Espírito natalino


Já virou tradição. Aproveitando-se da breve e hipócrita distensão das tensões sociais durante as festas de fim de ano - o encosto artificialmente construído que batizaram de "espírito natalino" - , a mídia brasileira bombardeia a população com suas matérias piegas que reforçam hierarquias sociais e sensos comuns disfarçadas de histórias bonitas sobre empatia e solidariedade.

São comuns as matérias romantizando sofrimento e naturalizando a injustiça social sob a alegada pretensão de exaltar a "perseverança" e a "resiliência" do povo brasileiro - bem como reportagens mostrando a miséria em sua faceta mais cruel, para que a classe média se sinta privilegiada por não ser pobre e para que os pobres sintam-se privilegiados por não serem indigentes. Não obstante, as matérias sobre a "honestidade" dos pobres são as favoritas da mídia nessa época do ano.

Invariavelmente, haverá uma matéria mostrando um pobre que devolveu uma quantia absurda de dinheiro para um empresário. Há sempre um foco na ocupação, com predileção por garis, serventes e faxineiras, de preferência desempregados. Eventualmente o "pobre honesto" é um morador de rua, para deleite absoluto da imprensa. Frisa-se à exaustação as eventuais dificuldades do "pobre honesto". Mora em favela, está com a luz cortada, tem um filho doente e não tem dinheiro para comprar remédio. Mas, mesmo assim, "não teve coragem" de "ficar com o dinheiro dos outros". O "pobre honesto" é transformado em modelo, recompensado com elogios em rede nacional e parabenizado por "fazer o certo": devolver uma maleta com 100 mil ou 200 mil reais para algum empresário "distraído". O empresário nunca aparece na televisão, nem tem o nome divulgado. Tampouco se questiona o que ele fazia andando por aí com 100 mil ou 200 mil em uma maleta e em que tipo de transação esse dinheiro seria aplicado. Afinal, para que estragar matérias tão bonitas com questionamentos bobos? O importante é difundir em rede nacional a mensagem, a "moral da história". "Ainda existem pobres honestos no Brasil. Inspirem-se neles".

"Dicas de economia financeira" também são outra tradição da mídia nacional. Tão logo os trabalhadores celetistas começam a receber o 13º salário, pipocam na imprensa as matérias sugerindo como gastar o dinheiro. Há pouca margem para criatividade e o telespectador não receberá conselhos como "tire férias" ou "faça uma viagem". A imensa maioria das matérias tentarão persuadir o público a "pagar as dívidas", "limpar o seu nome", "tirar o seu nome do cadastro de devedores".

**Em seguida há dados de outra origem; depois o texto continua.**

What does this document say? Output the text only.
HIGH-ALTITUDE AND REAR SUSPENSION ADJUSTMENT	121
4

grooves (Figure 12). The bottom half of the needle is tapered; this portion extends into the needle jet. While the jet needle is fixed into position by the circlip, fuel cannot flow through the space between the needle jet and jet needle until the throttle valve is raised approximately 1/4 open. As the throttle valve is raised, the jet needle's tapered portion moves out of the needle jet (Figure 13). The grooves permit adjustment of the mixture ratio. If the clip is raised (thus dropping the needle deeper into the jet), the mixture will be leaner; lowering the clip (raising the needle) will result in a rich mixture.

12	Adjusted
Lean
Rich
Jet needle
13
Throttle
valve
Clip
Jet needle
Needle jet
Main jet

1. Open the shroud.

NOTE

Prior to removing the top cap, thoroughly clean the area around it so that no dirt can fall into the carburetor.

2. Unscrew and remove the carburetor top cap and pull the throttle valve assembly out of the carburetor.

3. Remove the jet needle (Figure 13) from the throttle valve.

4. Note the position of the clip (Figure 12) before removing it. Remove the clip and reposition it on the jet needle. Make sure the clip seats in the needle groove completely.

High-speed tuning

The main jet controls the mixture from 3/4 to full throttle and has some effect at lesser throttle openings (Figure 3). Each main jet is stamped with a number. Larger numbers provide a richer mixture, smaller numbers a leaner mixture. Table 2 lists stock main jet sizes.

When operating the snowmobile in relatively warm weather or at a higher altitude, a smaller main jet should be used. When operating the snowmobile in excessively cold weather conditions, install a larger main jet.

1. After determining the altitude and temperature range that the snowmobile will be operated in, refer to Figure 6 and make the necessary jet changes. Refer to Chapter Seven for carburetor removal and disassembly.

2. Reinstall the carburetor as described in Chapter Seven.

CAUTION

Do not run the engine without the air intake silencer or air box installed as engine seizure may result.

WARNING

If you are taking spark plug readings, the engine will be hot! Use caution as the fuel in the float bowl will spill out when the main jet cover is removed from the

A pregação moralista da imprensa parece seguir a lógica de um velho ditado popular: "faça o que eu digo, não faça o que eu faço". Entra ano, sai ano, as empresas do setor mantém a tradição de dar sucessivos calotes no fisco e na previdência, gerando dívidas multimilionárias, apoiadas na certeza de que, eventualmente, tais montantes serão perdoados por algum governo sedento por cobertura jornalística condescendente. Afinal, no Brasil, a certeza da aplicação da lei é inversamente proporcional ao tamanho do patrimônio e ao saldo da conta bancária. Consciência pesada, perder o sono por causa de dívidas e preocupação com a honestidade por essas bandas sempre foram "coisa de pobre".